The others were busy fighting, so Jed turned to Endymion.

"Quick, Endymion!" he called. "Throw punches to her exposed torso!"

"NO!" cried Endymion. "Let her go!"

"Sorry, I can't," said Jadeite. "If you're not going to help then this will be a lot harder!"

"I will not," said Endymion sadly.

"Fine," said Jadeite. He threw himself backwards, taking Serenity with him into a table.

Luna and Artemis latched onto Jed's foot.

"Stop it, you monster!" yelled Luna as he threw punches at the moon princess.

"Leave my daughter alone!" yelled Queen Serenity.

"Hey welcome back," said Kunzite. "Yeah, I saw you flee."

That's when Venus fired a beam at him, but he slashed through it with his sword, and then blocked Mars' fireball with his shield.

"I remember when I used to physically fight," he said.

"Enough!" yelled Queen Serenity.

She raised the moon wand right as Beryl made a rogue dash towards Serenity with one of the guard's spear.

That's when the Silver Crystal started to glow, and everyone froze in their tracks.

"Let's leg it," said Endymion.

He took off and his Shitennou followed him.

Beryl slowly put down the spear and backed away with her hands up.

"I'll be back!" she yelled.

They hopped back in the limo, except for Nephrite.

"Wait!" called Sailor Pluto, who was waiting at the limo.

"Setsuna," said Nephrite. "I'm afraid this is goodbye."

"Goodbye," said Setsuna. "I may never see you again."

"Goodbye," repeated Nephrite. "Say, where are the other Outers?"

"Space," said Setsuna.

"Okey doke," said Nephrite. "So long."

"I will never forget you!" called Pluto.

"Peace out!" yelled Neph.

"Well that was a disaster," said Endymion as the driver took them through space.

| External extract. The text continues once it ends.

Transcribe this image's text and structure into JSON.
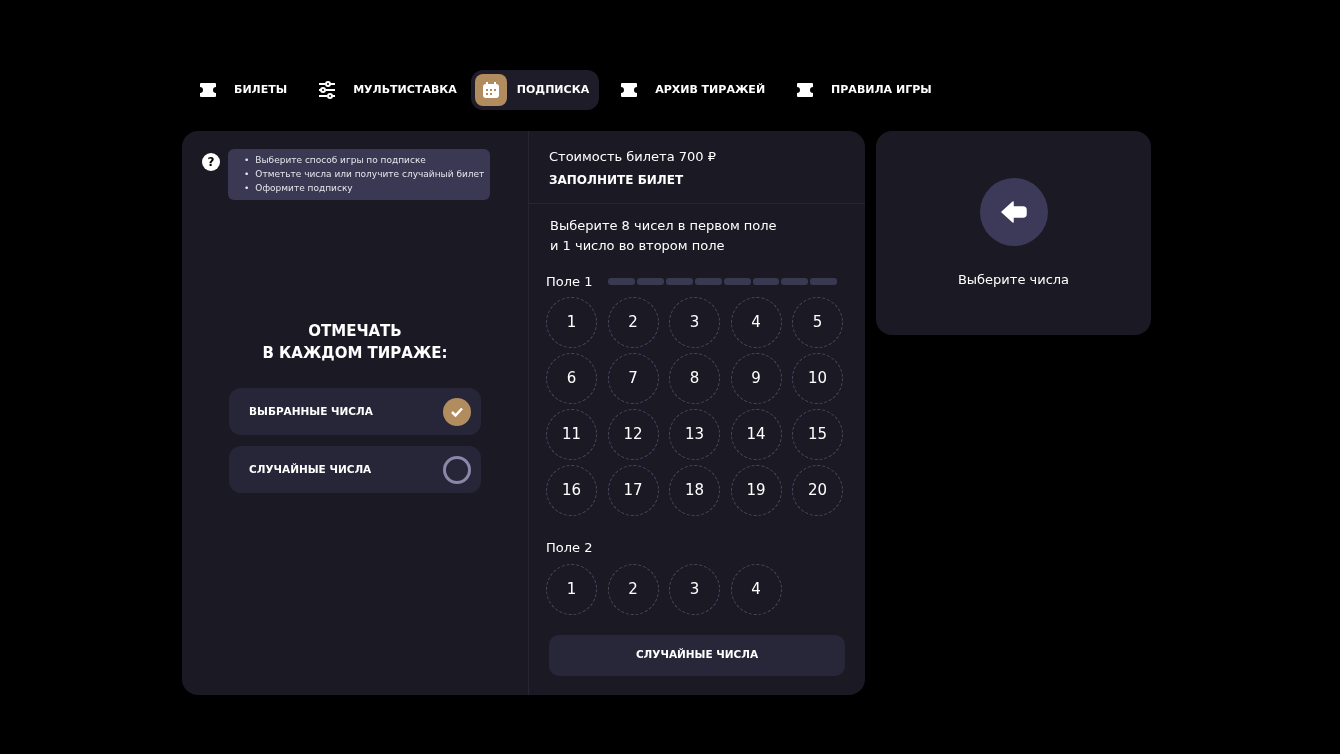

"I really did have a date though," lied Jadeite.

"Be quiet, kid," said Beryl. "I heard you admit that you didn't have one."

"No, I was kidding!" said Jadeite. "I really did! She climbed out the bathroom window!"

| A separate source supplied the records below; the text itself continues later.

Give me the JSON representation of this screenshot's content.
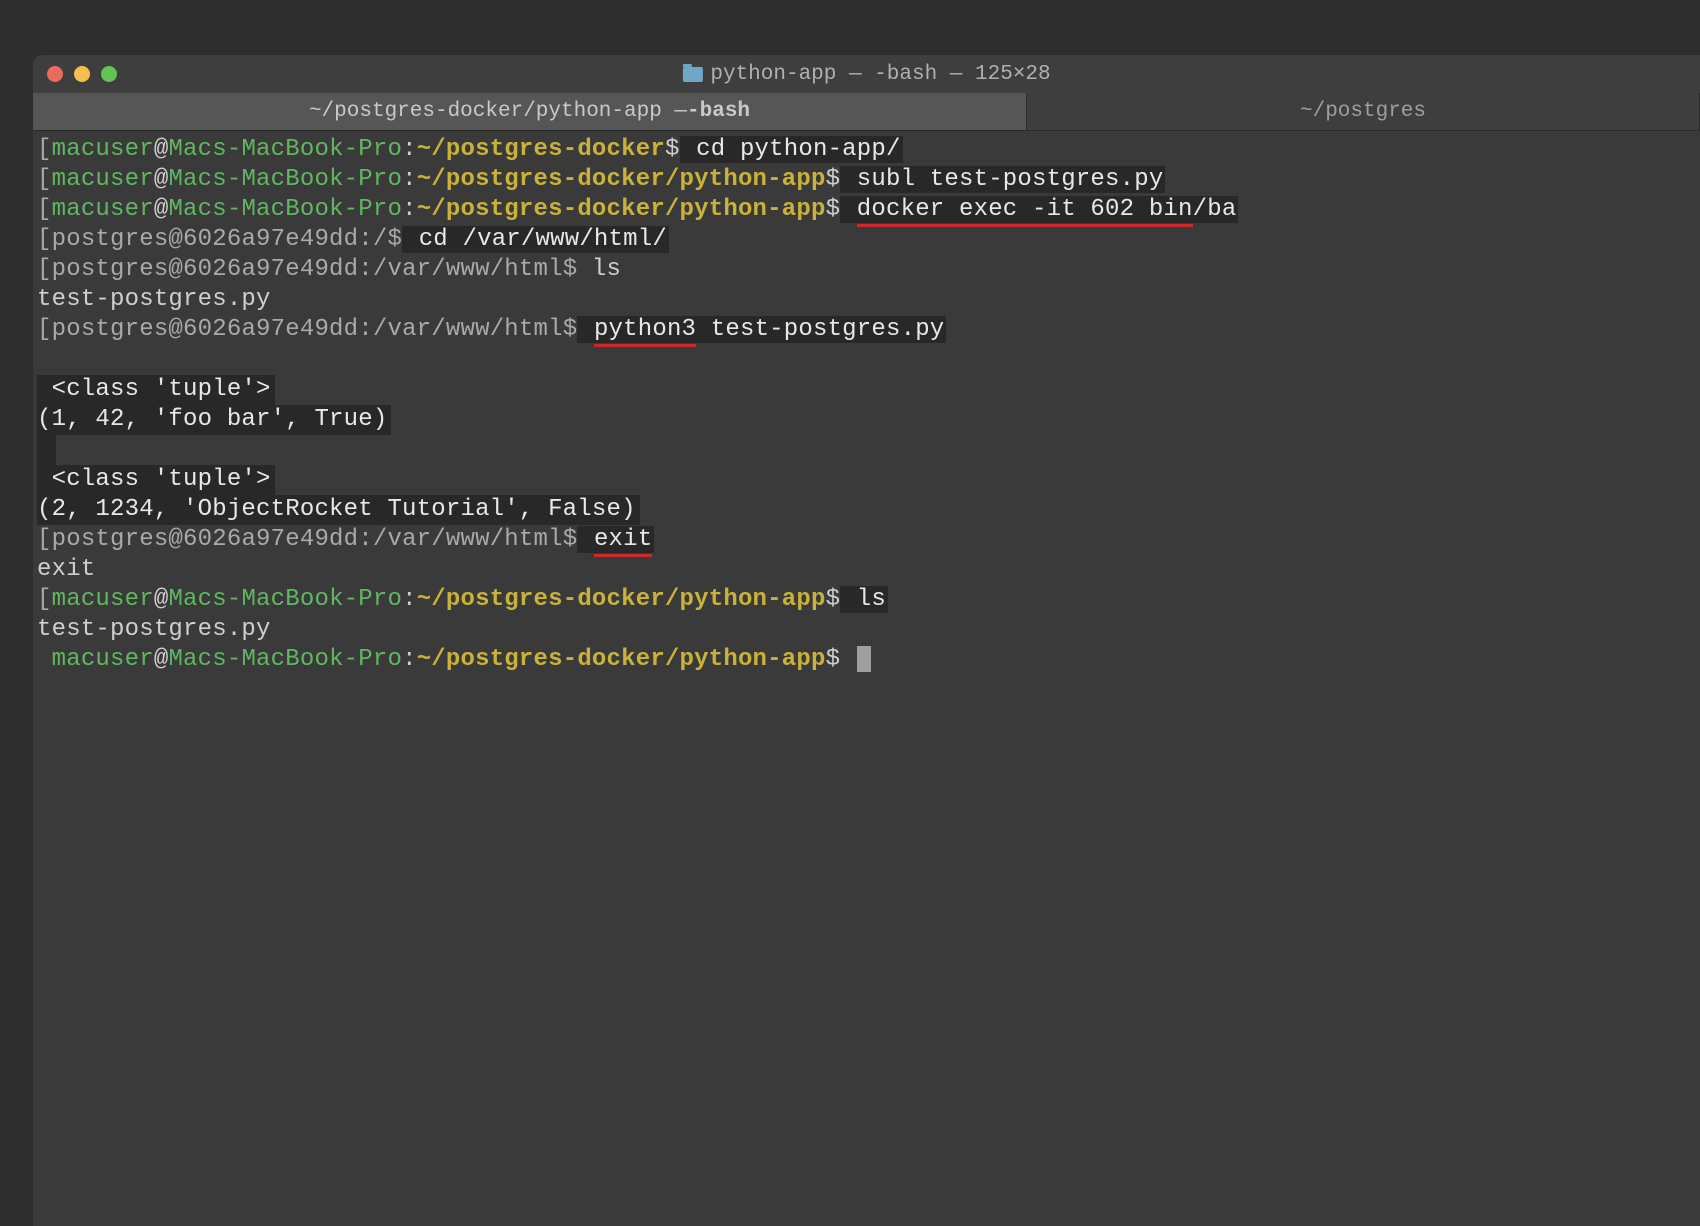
{
  "window": {
    "title_prefix": "python-app — -bash — 125×28"
  },
  "tabs": {
    "active": {
      "path": "~/postgres-docker/python-app — ",
      "suffix": "-bash"
    },
    "inactive": "~/postgres"
  },
  "prompts": {
    "mac": {
      "user": "macuser",
      "at": "@",
      "host": "Macs-MacBook-Pro",
      "colon": ":",
      "dollar": "$"
    },
    "paths": {
      "pg_docker": "~/postgres-docker",
      "python_app": "~/postgres-docker/python-app"
    },
    "docker": {
      "user_host": "postgres@6026a97e49dd",
      "root": "/",
      "html": "/var/www/html",
      "dollar": "$"
    }
  },
  "commands": {
    "cd_python_app": " cd python-app/",
    "subl": " subl test-postgres.py",
    "docker_exec": " docker exec -it 602 bin/ba",
    "cd_html": " cd /var/www/html/",
    "ls_container": " ls",
    "python3": " python3",
    "python3_arg": " test-postgres.py",
    "exit": " exit",
    "ls_host": " ls"
  },
  "underlined": {
    "docker_exec": "docker exec -it 602 bin",
    "python3": "python3",
    "exit": "exit"
  },
  "output": {
    "test_postgres": "test-postgres.py",
    "class_tuple_1": " <class 'tuple'>",
    "row1": "(1, 42, 'foo bar', True)",
    "class_tuple_2": " <class 'tuple'>",
    "row2": "(2, 1234, 'ObjectRocket Tutorial', False)",
    "exit_echo": "exit",
    "ls_host_result": "test-postgres.py"
  }
}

"Just let it go," said Zoisite. "You're just embarrassing yourself."

"But I'm not!" insisted Jadeite. "She was real!"

"Jadeite," said Kunzite. But Kunzite just shook his head.

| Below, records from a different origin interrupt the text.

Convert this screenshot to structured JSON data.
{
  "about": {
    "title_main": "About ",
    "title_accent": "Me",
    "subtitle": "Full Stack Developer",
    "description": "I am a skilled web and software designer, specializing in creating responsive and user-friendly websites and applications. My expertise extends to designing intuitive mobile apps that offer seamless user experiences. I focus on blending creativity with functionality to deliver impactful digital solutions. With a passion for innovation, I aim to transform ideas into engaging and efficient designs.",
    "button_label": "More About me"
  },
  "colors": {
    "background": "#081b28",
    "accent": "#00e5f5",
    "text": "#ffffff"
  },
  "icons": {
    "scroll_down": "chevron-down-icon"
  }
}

"I really did have a girlfriend!" concluded Jadeite in present. "You all were too busy and did not see her!"

"Jadeite, it's been a thousand years," said Beryl. "You did not have a girlfriend."

"Well, you didn't have a boyfriend!" retorted Jadeite.

Queen Beryl put Jed in an eternal sleep.

"She's still salty about it," said Zoisite.

"Hey," considered Nephrite. "How do we remember that prom but not anything about the Silver Crystal or the Rainbow Crystals?"

"I remember it," said Kunzite. "But no one asked me. So we had to wait for Metalia to awake."

"I wonder where Metalia was at prom," said Jadeite, suddenly unthawing from his slumber.

"I met her that night, actually," said Beryl. "She was in some kind of seal, and I broke it with some hocus pocus magic. And then she made me queen!"

"Lucky dog," said Jed. "That should have been me."

"You must have been too busy hiding in the bathroom," taunted Nephrite.

"AHHHHHHHHHHHHH!" screamed Jadeite. He fled from the room and hid in the bathroom.

"How did he unthaw?" wondered Beryl. "I should get my ball checked."